Let’s pause and take a moment for Sam Jackson to pick up the self-aggrandizing right where George Clooney left off. “Hollywood has never been afraid to challenge our beliefs.” Little Richard could stand in the same frame with blonde sex-pot Jayne Mansfield only because everybody knew that Richard liked boys and posed no threat. Hollywood allowed Sidney Poitier to act, but you can only put him near the white women if they are blind or nuns. What was the last Hollywood film that really challenged you? Of the 25 “best” pictures I saw last year, only The Upside of Anger and Batman Begins qualify as Hollywood films; everything else was either independently financed or foreign. Crash is as challenging as an eighth grave civics class.

Too Effing Funny #1: The cutaway of Mickey Rooney nodding along with the Academy president’s speech. To be used out of context forever.

Salma Hayek looked absolutely stunning!

Kudos to the beautifully designed wrap-around CinemaScope screen behind Yitzak Perlman, and thanks to Mr.

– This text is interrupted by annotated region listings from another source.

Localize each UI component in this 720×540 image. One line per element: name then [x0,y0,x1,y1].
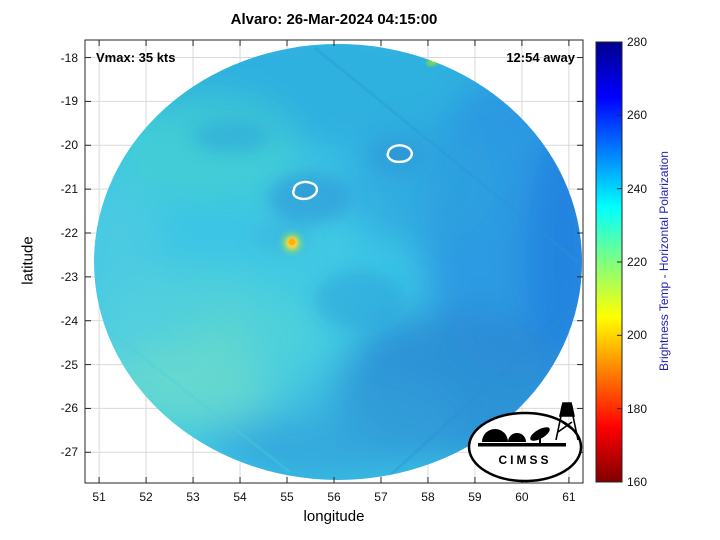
eye-contour-west [292,180,319,201]
data-swath [94,44,582,480]
x-tick-label: 53 [186,490,200,504]
x-tick-label: 57 [374,490,388,504]
cimss-logo: CIMSS [467,402,583,483]
colorbar-tick-label: 200 [627,328,648,343]
eye-contour-east [386,144,413,164]
y-tick-label: -27 [60,445,78,460]
y-tick-label: -19 [60,94,78,109]
y-tick-label: -18 [60,50,78,65]
y-tick-label: -24 [60,313,78,328]
y-tick-label: -25 [60,357,78,372]
water-tower-icon [555,402,579,441]
colorbar-tick-label: 240 [627,181,648,196]
x-tick-label: 58 [421,490,435,504]
y-tick-label: -23 [60,269,78,284]
time-away-annotation: 12:54 away [506,50,575,65]
colorbar-tick-label: 260 [627,108,648,123]
colorbar-tick-label: 220 [627,255,648,269]
y-tick-label: -26 [60,401,78,416]
x-tick-label: 52 [139,490,153,504]
x-tick-label: 60 [515,490,529,504]
satellite-dish-icon [530,427,550,441]
y-tick-label: -20 [60,138,78,153]
scan-seam [383,298,582,480]
y-tick-label: -21 [60,182,78,197]
colorbar-tick-label: 280 [627,35,648,49]
x-tick-label: 61 [562,490,576,504]
colorbar-ticks [617,41,622,483]
colorbar-tick-label: 160 [627,475,648,489]
scan-seam [314,46,579,264]
eye-contours [292,144,413,201]
x-tick-label: 51 [92,490,106,504]
scan-seam [94,318,291,474]
x-axis-label: longitude [303,508,365,525]
vmax-annotation: Vmax: 35 kts [96,50,176,65]
plot-title: Alvaro: 26-Mar-2024 04:15:00 [230,11,438,28]
y-tick-label: -22 [60,225,78,240]
x-tick-label: 59 [468,490,482,504]
cimss-logo-text: CIMSS [498,453,551,467]
y-axis-label: latitude [19,236,37,285]
observatory-dome-icon [482,429,508,442]
warm-spot [282,233,302,253]
x-tick-label: 54 [233,490,247,504]
colorbar-tick-label: 180 [627,401,648,416]
x-tick-label: 55 [280,490,294,504]
x-tick-label: 56 [327,490,341,504]
small-dome-icon [508,433,526,442]
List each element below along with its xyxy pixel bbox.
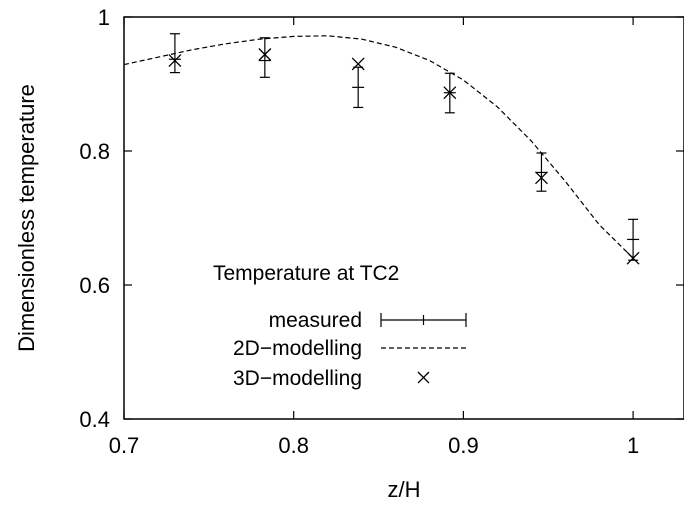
legend-label-measured: measured bbox=[269, 309, 362, 332]
legend-swatch-measured bbox=[381, 313, 466, 327]
legend-title: Temperature at TC2 bbox=[213, 262, 399, 285]
y-tick-label: 0.6 bbox=[79, 273, 110, 298]
x-tick-label: 1 bbox=[627, 433, 639, 458]
measured-errorbar bbox=[259, 38, 271, 78]
x-axis-label: z/H bbox=[388, 477, 421, 502]
y-tick-label: 1 bbox=[98, 5, 110, 30]
x-tick-label: 0.8 bbox=[278, 433, 309, 458]
x-tick-label: 0.7 bbox=[109, 433, 140, 458]
measured-errorbar bbox=[352, 67, 364, 107]
legend: Temperature at TC2 measured 2D−modelling… bbox=[213, 262, 466, 390]
y-tick-label: 0.8 bbox=[79, 139, 110, 164]
legend-label-3d-modelling: 3D−modelling bbox=[233, 367, 362, 390]
series-2d-modelling-line bbox=[124, 36, 633, 258]
legend-label-2d-modelling: 2D−modelling bbox=[233, 337, 362, 360]
x-tick-label: 0.9 bbox=[448, 433, 479, 458]
legend-swatch-3d-modelling bbox=[418, 372, 429, 383]
y-tick-label: 0.4 bbox=[79, 407, 110, 432]
plot-marks bbox=[124, 34, 639, 264]
y-axis-label: Dimensionless temperature bbox=[14, 84, 39, 352]
plot-frame bbox=[124, 17, 684, 419]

Perlman for mercifully condensing this year’s best scores nominees.

Lily Tomlin and Meryl Streep gave an over-lapping, uniquely Altmanesque introduction to the director who picked up a giveaway award. Best kept secret in Hollywood – Ten years ago Robert Altman had a heart transplant. Whoever thought that Clint Eastwood would eventually look exactly like Robert Altman?

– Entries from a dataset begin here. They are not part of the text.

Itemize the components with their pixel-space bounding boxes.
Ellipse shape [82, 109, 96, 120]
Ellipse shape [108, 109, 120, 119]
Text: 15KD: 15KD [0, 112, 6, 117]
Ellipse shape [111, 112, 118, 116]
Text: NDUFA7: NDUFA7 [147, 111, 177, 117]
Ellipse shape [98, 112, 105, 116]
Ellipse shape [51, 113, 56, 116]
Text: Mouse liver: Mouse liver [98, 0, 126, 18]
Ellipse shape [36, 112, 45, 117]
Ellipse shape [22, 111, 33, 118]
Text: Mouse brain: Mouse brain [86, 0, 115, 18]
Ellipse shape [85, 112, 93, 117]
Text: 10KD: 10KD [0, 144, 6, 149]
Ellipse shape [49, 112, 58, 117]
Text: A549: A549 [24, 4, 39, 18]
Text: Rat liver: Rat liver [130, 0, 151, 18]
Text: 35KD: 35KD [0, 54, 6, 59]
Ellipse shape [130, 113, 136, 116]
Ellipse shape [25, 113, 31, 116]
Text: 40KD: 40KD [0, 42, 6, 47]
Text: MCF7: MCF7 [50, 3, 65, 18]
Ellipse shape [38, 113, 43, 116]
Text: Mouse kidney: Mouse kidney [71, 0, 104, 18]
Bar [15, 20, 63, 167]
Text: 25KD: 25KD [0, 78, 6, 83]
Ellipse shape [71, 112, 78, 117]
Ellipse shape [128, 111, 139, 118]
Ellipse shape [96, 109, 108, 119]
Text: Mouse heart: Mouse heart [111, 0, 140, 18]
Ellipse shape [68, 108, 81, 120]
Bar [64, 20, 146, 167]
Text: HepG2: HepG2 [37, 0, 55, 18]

The It’s Hard out Here to be a Pimp number could be the most embarrassing musical Oscar moment since Rob Lowe met Snow White. Oscar decided to give it an urban feel by having whores, gang-bangers and other assorted ghetto types interpretatively parade past 36 Mafia. You can’t blame them. After all, Shaft is the closest the Academy came to honoring, let alone seeing, any films in the blazploitation genre.

Streep & Tomlin’s overlapping satire was quickly outdone by the 36 Mafia’s acceptance speech.

Breasts attached to a dim-bulb, Jennifer Garner almost hit the deck.

Too Effing Funny #2: Tsotsi in a tux.

Jon Stewart’s crowning line of the evening: “Martin Scorsese, Zero Oscars. 36 Mafia, One.” After that quip, he is welcome back any time.

Ang Lee looks as constipated as he directs. One facial expression. Sara Silverman noted at the Independent Spirit awards, “when my boyfriend (Jimmy Kimmel) smiles really big he looks like Ang Lee.”

Remember the kids toy where you’d use a magnet to move metal shavings across a piece of clear plastic and give the cartoon bald guy hair? John Travolta went to the same barber.

sh*tberg claps like he’s Emperor Hirahito watching Empire of the Sun.

Hilary Swank has two Oscars and now Reese Witherspoon. What the hell were they thinking?

Best thought of the night came from Dustin Hoffman. Using the old showbiz adage “if it ain’t broke, don’t fix it,” he pointed out that that’s the only way to adapt a book: break it and fix it for the screen.

Larry McMurtry, looking like Orville Reddenbacker with a fresh weave, came dressed like a Polack at the Farmer’s Market. To his credit, he was the only male to allow his female co-acceptor first crack at the mike.

Dudley Nichols, Steve Shagan, Abby Mann, Steve Tesich and now Paul Haggis.

Looking more like an Asian businessman who should be accepting a gold watch for years of loyal service, Ang Lee’s speech was a fractured as his film’s narrative. He looked down at the Oscar he so hotly anticipated and trampled his well-rehearsed: “Ah! I wish I know how to quit you. Ha! Ha! Ha!” He later observed that the film taught us about, “not just all the gay mens and women whose love is denied by society.” Right!
Judging by the look on his face, nobody was more surprised than Jack Nicholson (doing his best John Huston impersonation) that Crash won best picture.

The good news, it was a clean sweep against Munich. Honestly, I’d have preferred it over Crash. Sentimental, coincidental, haphazard, obvious, and downright sick-making, after I saw it I knew that it was going to be prime Oscar® bait. The Academy had no choice but to champion a film that represented all repressed minorities, not just one.

After the show, Ang Lee and particularly screenwriter/producer Karen Osanna both seemed indignant that their film lost.